I thought about a 2009 model because of DDR3 support, but I'm not sure what GPU to look for. I don't need the most capable GPU, but it should be reliable.
 

retta283

Suspended
Jun 8, 2018
3,180
3,482
I'm planning on buying a 24" for my collection. Do you guys have any suggestions on which model to choose?
I thought about a 2009 model because of DDR3 support, but I'm not sure what GPU to look for. I don't need the most capable GPU, but it should be reliable.
Avoid the 8800GS at all costs for the 2008 model. The 2600 Pro in the 2007/2008 seems to be pretty reliable and handles games/programs from the era quite acceptable. 9400m is pretty reliable but not the best choice performance wise, easily the worst. The GPU upgrades on the 2009 models I can't speak with certainty on, I know that the Radeon 4850 fails on these, there was a major freezing problem with them. This failure was also present in 2009 27" models with the same card. GT 120 I have heard some failures on, but I'm forgetting specifics.

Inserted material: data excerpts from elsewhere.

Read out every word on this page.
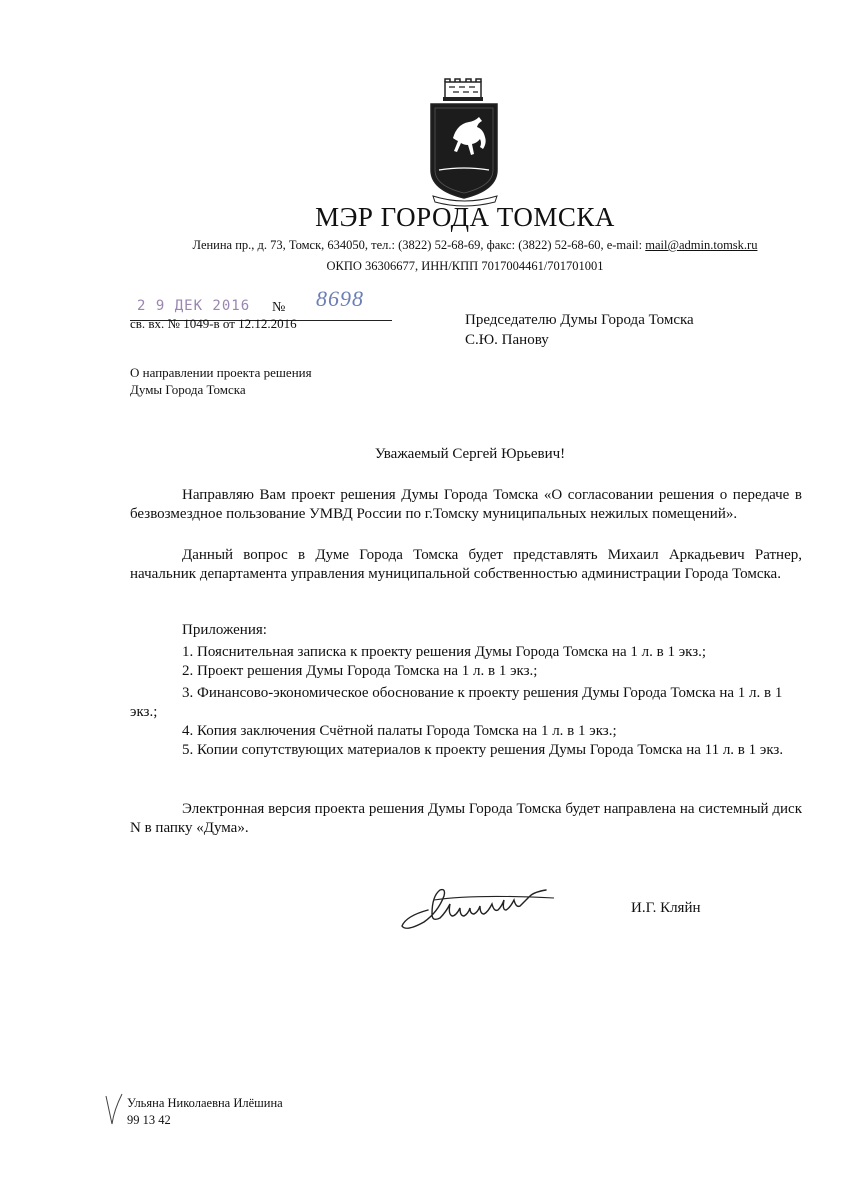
МЭР ГОРОДА ТОМСКА
Ленина пр., д. 73, Томск, 634050, тел.: (3822) 52-68-69, факс: (3822) 52-68-60, e-mail: mail@admin.tomsk.ru
ОКПО 36306677, ИНН/КПП 7017004461/701701001
2 9 ДЕК 2016 № 8698
св. вх. № 1049-в от 12.12.2016	Председателю Думы Города Томска
С.Ю. Панову
О направлении проекта решения
Думы Города Томска
Уважаемый Сергей Юрьевич!
Направляю Вам проект решения Думы Города Томска «О согласовании решения о передаче в безвозмездное пользование УМВД России по г.Томску муниципальных нежилых помещений».
Данный вопрос в Думе Города Томска будет представлять Михаил Аркадьевич Ратнер, начальник департамента управления муниципальной собственностью администрации Города Томска.
Приложения:
1. Пояснительная записка к проекту решения Думы Города Томска на 1 л. в 1 экз.;
2. Проект решения Думы Города Томска на 1 л. в 1 экз.;
3. Финансово-экономическое обоснование к проекту решения Думы Города Томска на 1 л. в 1 экз.;
4. Копия заключения Счётной палаты Города Томска на 1 л. в 1 экз.;
5. Копии сопутствующих материалов к проекту решения Думы Города Томска на 11 л. в 1 экз.
Электронная версия проекта решения Думы Города Томска будет направлена на системный диск N в папку «Дума».
И.Г. Кляйн
Ульяна Николаевна Илёшина
99 13 42
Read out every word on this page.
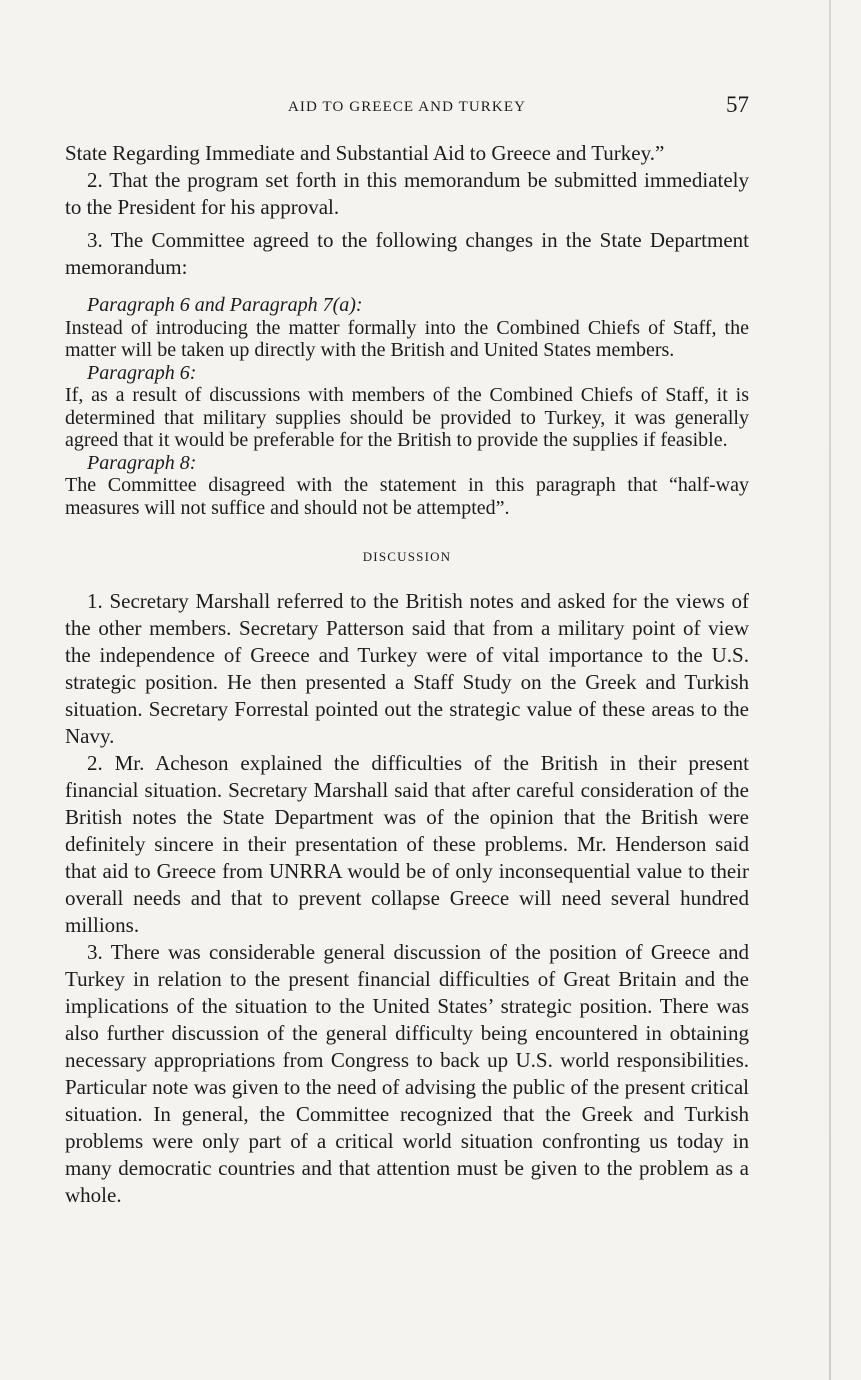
AID TO GREECE AND TURKEY	57

State Regarding Immediate and Substantial Aid to Greece and Turkey.”

2. That the program set forth in this memorandum be submitted immediately to the President for his approval.

3. The Committee agreed to the following changes in the State Department memorandum:

Paragraph 6 and Paragraph 7(a):
Instead of introducing the matter formally into the Combined Chiefs of Staff, the matter will be taken up directly with the British and United States members.
Paragraph 6:
If, as a result of discussions with members of the Combined Chiefs of Staff, it is determined that military supplies should be provided to Turkey, it was generally agreed that it would be preferable for the British to provide the supplies if feasible.
Paragraph 8:
The Committee disagreed with the statement in this paragraph that “half-way measures will not suffice and should not be attempted”.
DISCUSSION

1. Secretary Marshall referred to the British notes and asked for the views of the other members. Secretary Patterson said that from a military point of view the independence of Greece and Turkey were of vital importance to the U.S. strategic position. He then presented a Staff Study on the Greek and Turkish situation. Secretary Forrestal pointed out the strategic value of these areas to the Navy.

2. Mr. Acheson explained the difficulties of the British in their present financial situation. Secretary Marshall said that after careful consideration of the British notes the State Department was of the opinion that the British were definitely sincere in their presentation of these problems. Mr. Henderson said that aid to Greece from UNRRA would be of only inconsequential value to their overall needs and that to prevent collapse Greece will need several hundred millions.

3. There was considerable general discussion of the position of Greece and Turkey in relation to the present financial difficulties of Great Britain and the implications of the situation to the United States’ strategic position. There was also further discussion of the general difficulty being encountered in obtaining necessary appropriations from Congress to back up U.S. world responsibilities. Particular note was given to the need of advising the public of the present critical situation. In general, the Committee recognized that the Greek and Turkish problems were only part of a critical world situation confronting us today in many democratic countries and that attention must be given to the problem as a whole.
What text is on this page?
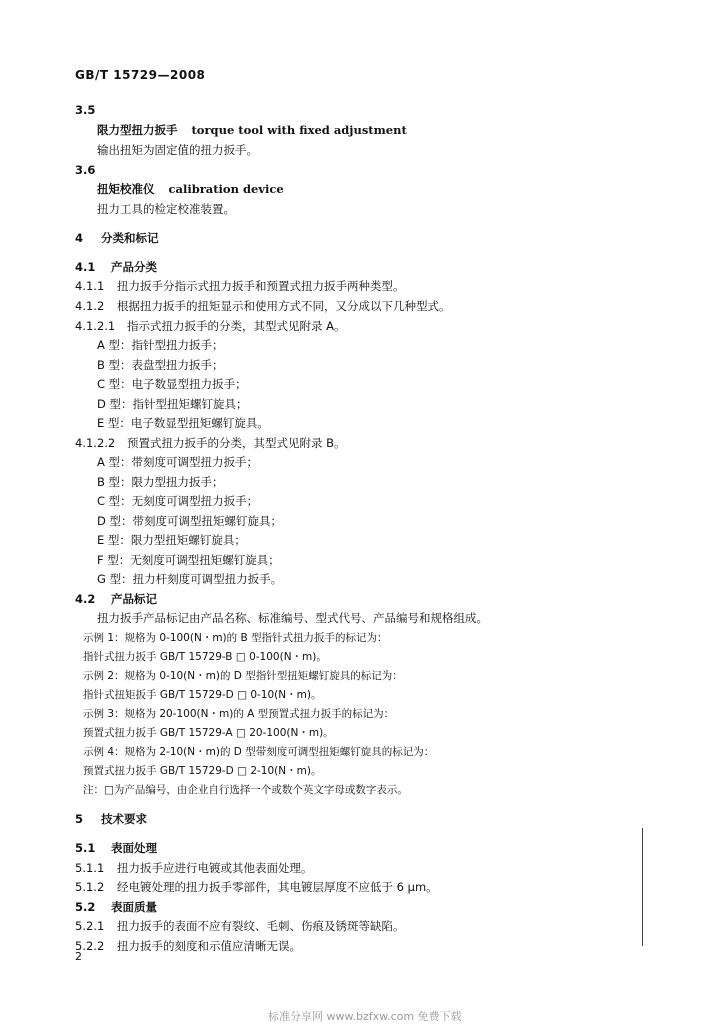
GB/T 15729—2008
3.5
限力型扭力扳手 torque tool with fixed adjustment
输出扭矩为固定值的扭力扳手。
3.6
扭矩校准仪 calibration device
扭力工具的检定校准装置。
4 分类和标记
4.1 产品分类
4.1.1 扭力扳手分指示式扭力扳手和预置式扭力扳手两种类型。
4.1.2 根据扭力扳手的扭矩显示和使用方式不同，又分成以下几种型式。
4.1.2.1 指示式扭力扳手的分类，其型式见附录 A。
A 型：指针型扭力扳手；
B 型：表盘型扭力扳手；
C 型：电子数显型扭力扳手；
D 型：指针型扭矩螺钉旋具；
E 型：电子数显型扭矩螺钉旋具。
4.1.2.2 预置式扭力扳手的分类，其型式见附录 B。
A 型：带刻度可调型扭力扳手；
B 型：限力型扭力扳手；
C 型：无刻度可调型扭力扳手；
D 型：带刻度可调型扭矩螺钉旋具；
E 型：限力型扭矩螺钉旋具；
F 型：无刻度可调型扭矩螺钉旋具；
G 型：扭力杆刻度可调型扭力扳手。
4.2 产品标记
扭力扳手产品标记由产品名称、标准编号、型式代号、产品编号和规格组成。
示例 1：规格为 0-100(N・m)的 B 型指针式扭力扳手的标记为：
指针式扭力扳手 GB/T 15729-B □ 0-100(N・m)。
示例 2：规格为 0-10(N・m)的 D 型指针型扭矩螺钉旋具的标记为：
指针式扭矩扳手 GB/T 15729-D □ 0-10(N・m)。
示例 3：规格为 20-100(N・m)的 A 型预置式扭力扳手的标记为：
预置式扭力扳手 GB/T 15729-A □ 20-100(N・m)。
示例 4：规格为 2-10(N・m)的 D 型带刻度可调型扭矩螺钉旋具的标记为：
预置式扭力扳手 GB/T 15729-D □ 2-10(N・m)。
注：□为产品编号，由企业自行选择一个或数个英文字母或数字表示。
5 技术要求
5.1 表面处理
5.1.1 扭力扳手应进行电镀或其他表面处理。
5.1.2 经电镀处理的扭力扳手零部件，其电镀层厚度不应低于 6 μm。
5.2 表面质量
5.2.1 扭力扳手的表面不应有裂纹、毛刺、伤痕及锈斑等缺陷。
5.2.2 扭力扳手的刻度和示值应清晰无误。
2
标准分享网 www.bzfxw.com 免费下载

GT 130 I do not know, never heard of any issues with it.

EDIT:
Video on the GT 130 dying, comments say it's a common issue. Seems like all upgrades for the 2009 are risky, perhaps someone else has more info though.
 

baypharm

macrumors 68000
Nov 15, 2007
1,951
973
I'm planning on buying a 24" for my collection. Do you guys have any suggestions on which model to choose?
I thought about a 2009 model because of DDR3 support, but I'm not sure what GPU to look for. I don't need the most capable GPU, but it should be reliable.

I had one - I would have given it to you in the name of posterity. I got rid of it a few years ago.